Aunque menos conocido que otros, como el malware o el phishing, el ransomware -como el que afectó a 74 países- puede poner en vilo a las empresas que manejan información crítica como bancos o estados.
La seguridad informática suele ser el último eslabón en el que invierten las empresas y Estados; en lo que hay que desembolsar cuando sobran unos pesos del presupuesto del año. Con escándalos masivos como el ciberataque, que se inició en España y que confirmó Telefónica, se empieza a entender la profundidad del problema: las operaciones de cualquier empresa pueden detenerse por completo y sus activos pueden verse comprometidos por no tener serios protocolos de seguridad que protejan información crítica.
El ciberataque, que afectó a 74 países y vio vulneradas las redes de seguridad en 45.000 ataques, tuvo otro condimento. No se trató de un simple acto de malware, usualmente utilizado por los ciberanarquistas para generar daño irreparable, sino por otra especie de criminal: quien busca un rescate por los datos obtenidos.
Algo así vivió Netflix hace dos semanas cuando un grupo de hackers se infiltró en los servidores de un proveedor y tomó archivos de su serie hit “Orange is the new black”. Pedían dinero a cambio de no filtrar los capítulos en The Pirate Bay, un popular sitio de torrents. La compañía no cedió: con los torrents perdiendo popularidad y las suscripciones de Netflix subiendo por el contenido exclusivo de la plataforma, no vieron necesario asumir el castigo financiero impuesto. Los capítulos, finalmente, se filtraron. Otro es el escenario cuando se trata de datos críticos, como los que manejan telcos y bancos.
“El ransomware es diferente a un virus tradicional –explica Pablo Verdina, gerente de IT de NextVision, una empresa dedicada a la consultoría en seguridad informática—porque no destruye o corrompe información sino que busca archivos valiosos para pedir un rescate.
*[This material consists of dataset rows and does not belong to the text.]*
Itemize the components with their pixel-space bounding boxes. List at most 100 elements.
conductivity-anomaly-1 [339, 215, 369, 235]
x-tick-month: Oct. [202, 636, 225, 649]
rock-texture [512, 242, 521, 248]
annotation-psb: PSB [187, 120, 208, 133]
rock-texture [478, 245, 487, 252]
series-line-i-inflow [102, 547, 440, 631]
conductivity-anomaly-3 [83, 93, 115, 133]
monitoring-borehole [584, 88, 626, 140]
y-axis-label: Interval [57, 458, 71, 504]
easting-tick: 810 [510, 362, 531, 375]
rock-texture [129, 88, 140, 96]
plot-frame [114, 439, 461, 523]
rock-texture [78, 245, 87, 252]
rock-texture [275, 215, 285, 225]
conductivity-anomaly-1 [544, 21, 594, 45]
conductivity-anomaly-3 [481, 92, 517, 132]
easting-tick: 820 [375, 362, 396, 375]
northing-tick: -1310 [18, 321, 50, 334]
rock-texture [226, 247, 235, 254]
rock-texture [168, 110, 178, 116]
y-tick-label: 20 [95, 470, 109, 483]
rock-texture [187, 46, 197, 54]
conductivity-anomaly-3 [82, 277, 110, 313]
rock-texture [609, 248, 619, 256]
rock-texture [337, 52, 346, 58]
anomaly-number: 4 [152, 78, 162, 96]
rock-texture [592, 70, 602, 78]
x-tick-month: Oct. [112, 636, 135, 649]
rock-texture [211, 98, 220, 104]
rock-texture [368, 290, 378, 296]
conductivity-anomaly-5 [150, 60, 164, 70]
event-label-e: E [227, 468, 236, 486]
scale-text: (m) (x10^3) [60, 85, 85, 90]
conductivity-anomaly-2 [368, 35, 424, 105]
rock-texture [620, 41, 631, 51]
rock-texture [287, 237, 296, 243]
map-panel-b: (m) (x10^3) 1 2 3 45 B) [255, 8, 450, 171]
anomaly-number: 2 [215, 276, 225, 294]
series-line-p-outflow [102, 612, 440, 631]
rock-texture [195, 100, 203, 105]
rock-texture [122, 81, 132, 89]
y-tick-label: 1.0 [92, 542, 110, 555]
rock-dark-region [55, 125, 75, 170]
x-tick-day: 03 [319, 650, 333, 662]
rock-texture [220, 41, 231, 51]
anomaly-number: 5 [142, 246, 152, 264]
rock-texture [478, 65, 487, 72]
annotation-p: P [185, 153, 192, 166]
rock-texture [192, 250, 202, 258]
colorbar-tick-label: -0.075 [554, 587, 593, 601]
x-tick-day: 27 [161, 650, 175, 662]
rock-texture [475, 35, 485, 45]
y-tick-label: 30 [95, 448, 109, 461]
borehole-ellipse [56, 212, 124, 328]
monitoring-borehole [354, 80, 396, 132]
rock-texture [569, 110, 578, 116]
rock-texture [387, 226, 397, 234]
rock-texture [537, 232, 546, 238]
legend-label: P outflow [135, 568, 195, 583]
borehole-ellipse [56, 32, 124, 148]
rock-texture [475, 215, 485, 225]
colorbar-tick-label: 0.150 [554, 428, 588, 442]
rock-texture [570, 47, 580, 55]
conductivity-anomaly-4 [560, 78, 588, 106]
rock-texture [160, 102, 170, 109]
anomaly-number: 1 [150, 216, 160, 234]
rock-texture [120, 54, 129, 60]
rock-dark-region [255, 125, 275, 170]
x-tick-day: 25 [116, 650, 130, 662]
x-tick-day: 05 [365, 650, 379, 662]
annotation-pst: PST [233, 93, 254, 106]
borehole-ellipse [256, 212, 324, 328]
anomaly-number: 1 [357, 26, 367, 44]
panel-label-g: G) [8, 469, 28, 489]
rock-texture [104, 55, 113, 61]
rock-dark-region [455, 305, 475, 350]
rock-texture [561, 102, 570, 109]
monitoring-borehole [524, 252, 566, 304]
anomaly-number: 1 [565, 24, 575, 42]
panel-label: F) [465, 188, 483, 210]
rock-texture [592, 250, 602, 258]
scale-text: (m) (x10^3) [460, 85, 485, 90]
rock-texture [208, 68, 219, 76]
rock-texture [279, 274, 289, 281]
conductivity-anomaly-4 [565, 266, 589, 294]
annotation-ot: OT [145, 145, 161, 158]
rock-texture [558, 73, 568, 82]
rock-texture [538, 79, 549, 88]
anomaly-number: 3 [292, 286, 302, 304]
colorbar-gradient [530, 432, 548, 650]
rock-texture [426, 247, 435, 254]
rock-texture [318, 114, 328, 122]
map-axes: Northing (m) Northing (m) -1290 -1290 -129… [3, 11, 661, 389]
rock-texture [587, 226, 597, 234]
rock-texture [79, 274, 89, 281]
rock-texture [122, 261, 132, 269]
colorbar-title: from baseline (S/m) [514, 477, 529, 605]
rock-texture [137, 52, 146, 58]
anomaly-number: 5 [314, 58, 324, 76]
El ransomware busca identificar información en formato de base de datos o archivos, dejando de lado los de sistema operativo que son los que, en general, te rompen la computadora.”
Es, de hecho, una tendencia cada vez más común especialmente en las grandes empresas que tienen muchos empleados y que no llegan a reparar vulnerabilidades en los sistemas de manera ordenada. Lo que pasó con Telefónica hoy es solo un ejemplo. “Estamos hablando de una multinacional que tiene operaciones en todo el mundo; distribuir actualizaciones rápidamente es difícil por los anchos de banda que difieren y también porque los puestos de trabajo no están siempre prendidos. Es un ciclo de despliegue que puede tardar 30 días en completarse en todas las máquinas. Y ahí el ransomware detecta vulnerabilidades y las explota,” explica Verdina. Especialmente los tipos de amenaza de vida cero, como nuevos malware, que todavía no tienen una “vacuna” conocida en el mercado.
“El ransomware infecta a las victimas explotando una vulnerabilidad de Microsoft descrita y corregida en el Boletín de Seguridad MS 17-010. El exploit utilizado, Eternal Blue, fue revelado por Showbrokers el 14 de abril. Una vez dentro del sistema, los atacantes instalan un rootkit que les permite descargar el software para cifrar los datos. El malware cifra los archivos. Una solicitud de US$ 600 en bitcoin se muestra junto a una billetera y la demanda del rescate aumenta en el tiempo,” explicaron expertos en ciberseguridad de la empresa de antivirus Kaspersky. El parche de Microsoft había sido publicado hace menos de 45 días lo que explica, en parte, el problema de las grandes empresas.
¿Conviene pagar, entonces? Para Verdina la respuesta no es tan sencilla. “Para las empresas comunes no es una opción, aunque tal vez sí para un usuario final. No hay garantías. El porcentaje de empresas que ha pagado y han recibido una clave de desbloqueo no llega al 13 porciento.”
Lo cierto es que el impacto económico es enorme. Desde hoy a la mañana los call center de Telefónica en todo el mundo están inoperantes y en diferentes países empresas que manejan información crítica han cerrado sus sistemas en temor a posibles infecciones. “En los próximos dos meses empresas de todo el mundo que se especializan en seguridad informática van a tener que estudiar el alcance de este ataque, uno de los más grandes de la historia. Fue millonario.”